Seasonal rain causes floods in riverine areas in Somalia
The Deyr rains (September-December) started in September in some parts of Somalia and moderate to heavy rains have continued in many parts of the country and within the Ethiopian highlands over the last three weeks, according to the FAO-Managed Somalia Water and Land Information Management (SWALIM). As a result, in Belet Weyne and Jowhar riverine areas, the Shabelle river levels have surpassed the high risk level of flooding and are just a few centimeters to bank full capacity. By 21 October, the Shabelle river level was at 7.72 meters in Belet Weyne, less than half a meter below the bank full level of 8.30 meters with flooding reported in the town. In response, some residents have already begun relocating to higher ground. In Jowhar, river levels are near bank full, while two major breakages at Maandheere and Dhamasame (Jowhar) have reportedly resulted in flooding. Reports from neighboring areas in Ethiopia indicate overbank flows from the Shabelle with the flood water expected to reach Somalia in a day or two, thus increasing the risk of flooding in the region. The river levels are very high in Bulo Burto, Mahadey Weyne and all downstream reaches, and a similar trend is expected from upstream. Moderate to heavy rains are projected in the Ethiopian highlands that feed the river this week, and the Shabelle River is expected to rise further, leading to overbank spillage.
Along the Juba River basin, water levels are also high, with flooding reported in Doolow, Luuq, and Bardheere. On 21 October, SWALIM issued another alert on possible floods along the Juba river advising communities in these areas, to move to higher grounds. In light of the forecast, flash flooding is also expected in built-up and low lying areas of Bay, Bakool and central regions.
Humanitarian impact and needs
Latest reports received in the evening of 21 October indicate that nearly 40 per cent of Belet Weyne town has been affected by flooding with an estimated 72,000 people having moved to Ceel Jaale highlands and surrounding areas. All villages in the north of Belet Weyne town have been affected and humanitarian partners are yet to establish the number of people displaced in these areas. The situation is further compounded by flooding from an outburst of minor tributaries in Belet Weyne, which has caused damage to farmland in villages such as Hawo Taako. Significant portions of crop land were also flooded in Bardheere in Gedo region, (where the river is already at bank full) and Bualle. Riverine communities have been asked to vacate their homes to higher ground with immediate effect. The rains will continue in the next seven days and river levels will continue to rise, further worsening the flood situation. Local authorities working with humanitarian partners are closely monitoring the situation. During the 2018 Gu’ season, Belet Weyne town and surrounding areas were the worst affected by riverine flooding with an estimated 186,000 people displaced to several locations.

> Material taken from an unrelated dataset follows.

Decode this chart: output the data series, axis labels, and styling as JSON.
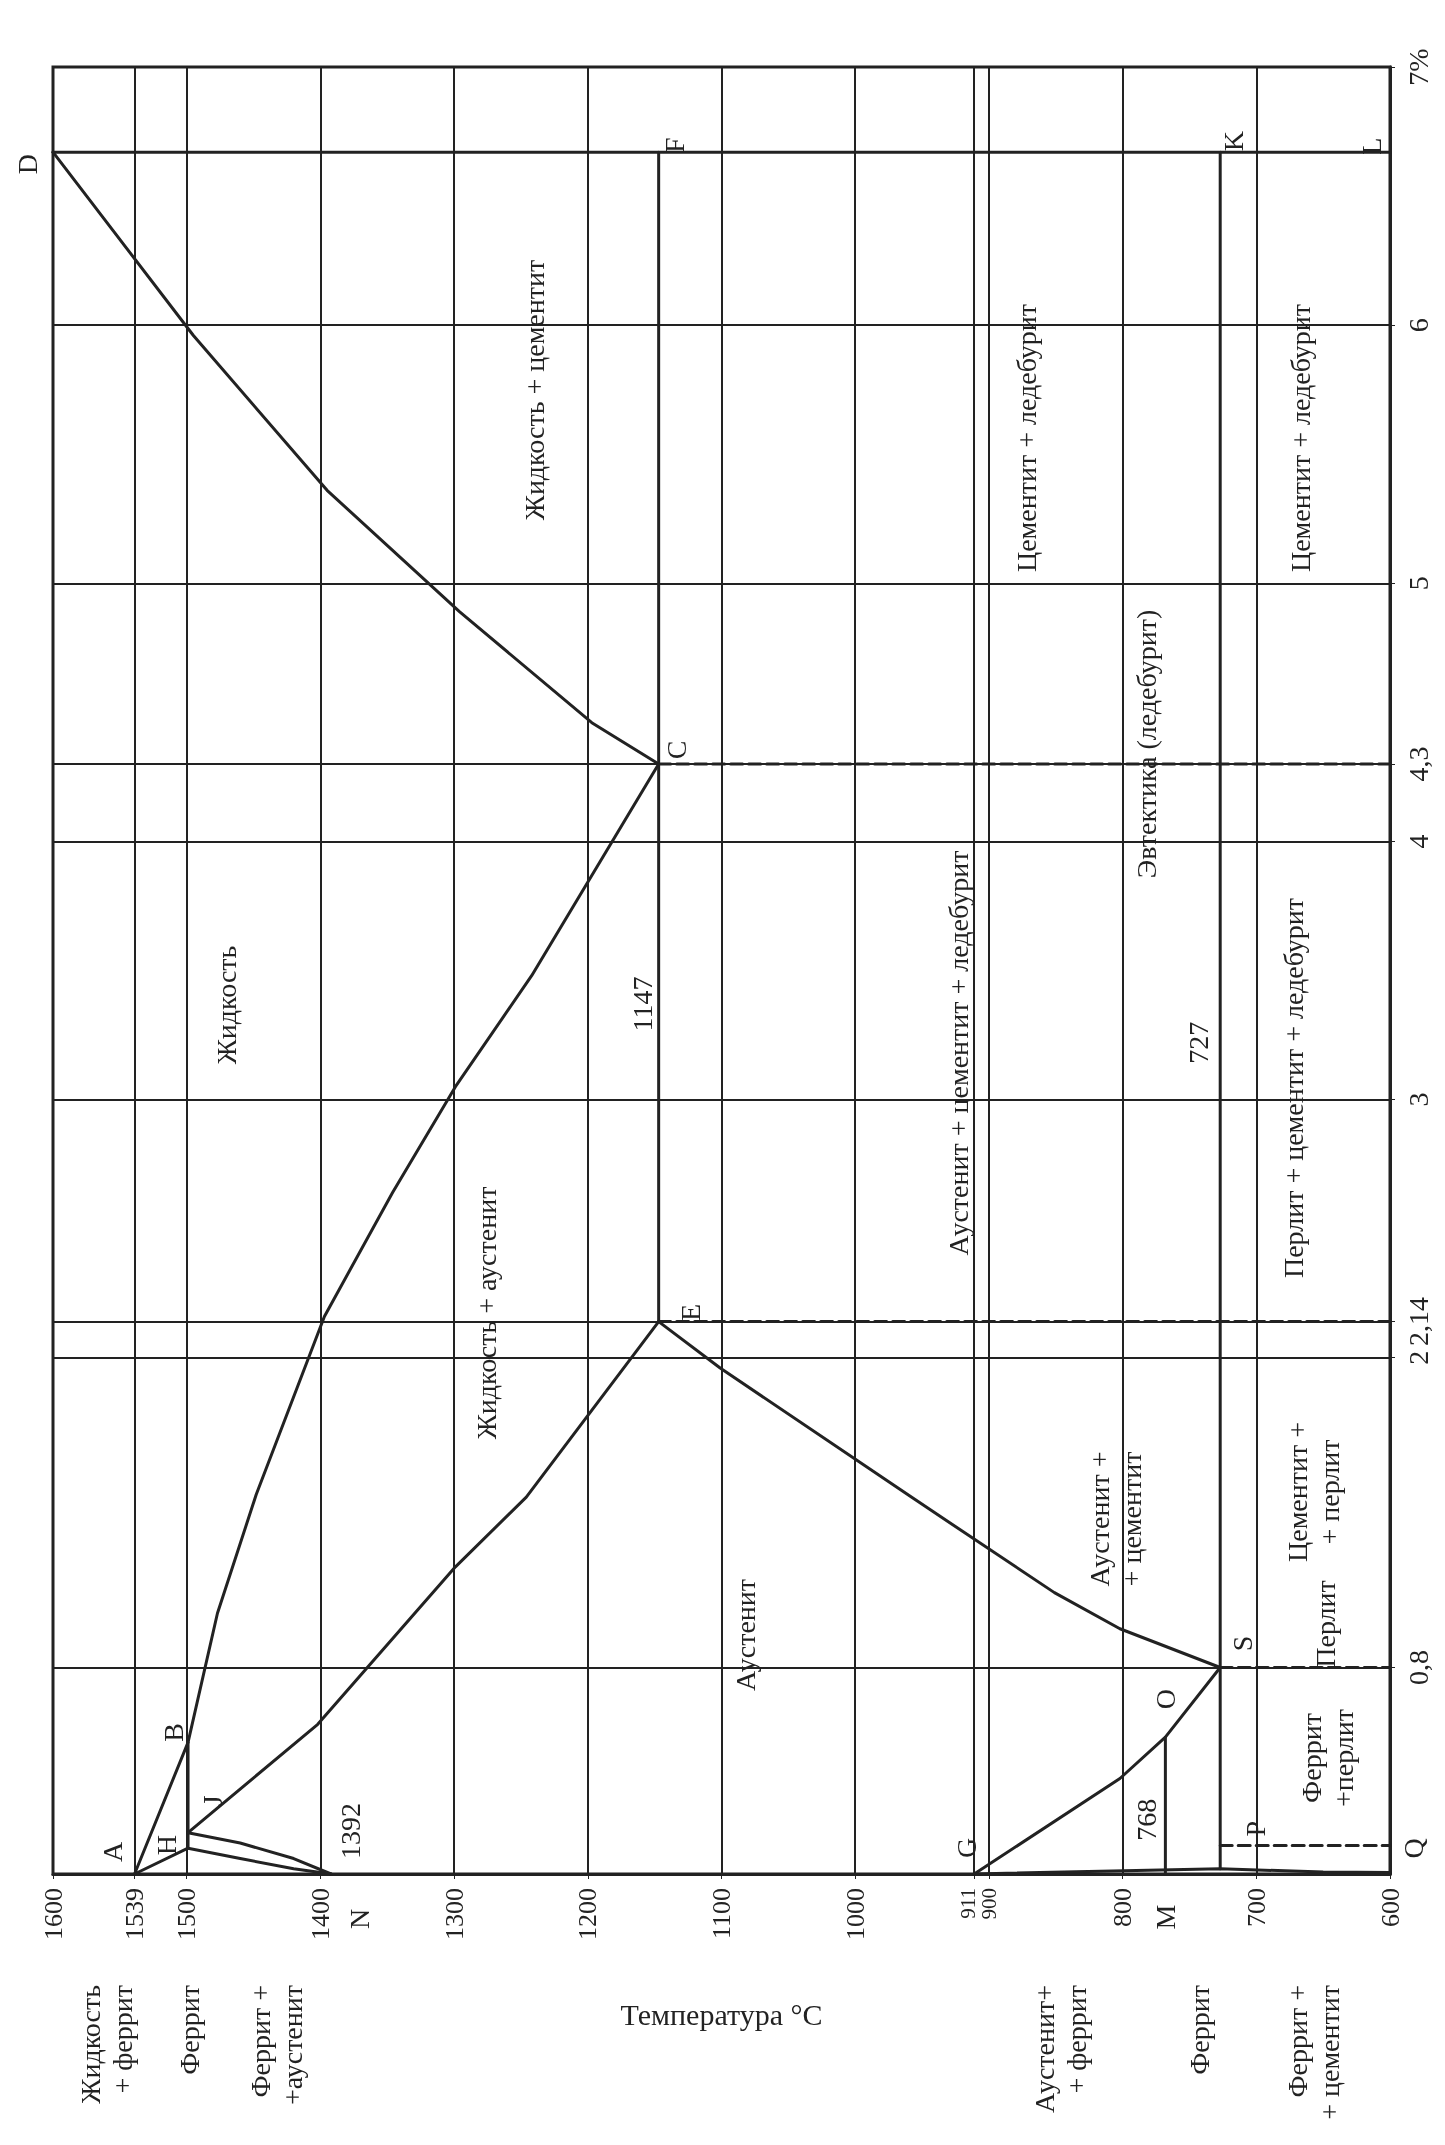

Humanitarian coordination and response
To strengthen flood preparedness and ensure a coordinated response, a Hiraan flood taskforce was activated in Belet Weyne under the leadership of the Governor. The task force is made up of local authorities and humanitarian partners. An initial assessment conducted by the task force in Ceel Jaale—where displaced communities are being relocated to—identified Shelter/ NFIs, food, WASH, emergency latrines and security as priorities. Dissemination of early warning information to flood prone-areas, including SWALIM flood alert SMS’ to the vulnerable communities along the rivers is curtailing the loss of assets and life. The provision of clean drinking water to 12,000 families is ongoing. Partners have pre-positioned emergency supplies ready for deployment. These include hygiene kits for 8,500 families, water treatment chemicals and four boats for rescue operation. Food for 4,000 families is expected to arrive in Belet Weyne shortly.
However, lack of shelter and emergency latrines is a major concern. If the river continues to rise and surpass the highrisk level, motorized boats will be required to reach people in isolated locations. There are currently four boats in the area, but more will be required. The local authorities have issued appeal for urgent humanitarian assistance with the situation expected to deteriorate.
The two perennial rivers in Somalia, the Shabelle, which runs through Hirshabelle and South West states and the Juba, which extends the length of Jubaland, require constant maintenance and upkeep, which has been lacking for several decades. An estimated 10 centimeters of silt accumulates on the riverbeds, resulting in a loss of volume retained within the embankments, which are themselves in disrepair. Dredging of the rivers to remove silt and refuse and reinforcement of the embankments are required to prevent flooding, which has become an almost annual event due to the state of disrepair of the two rivers.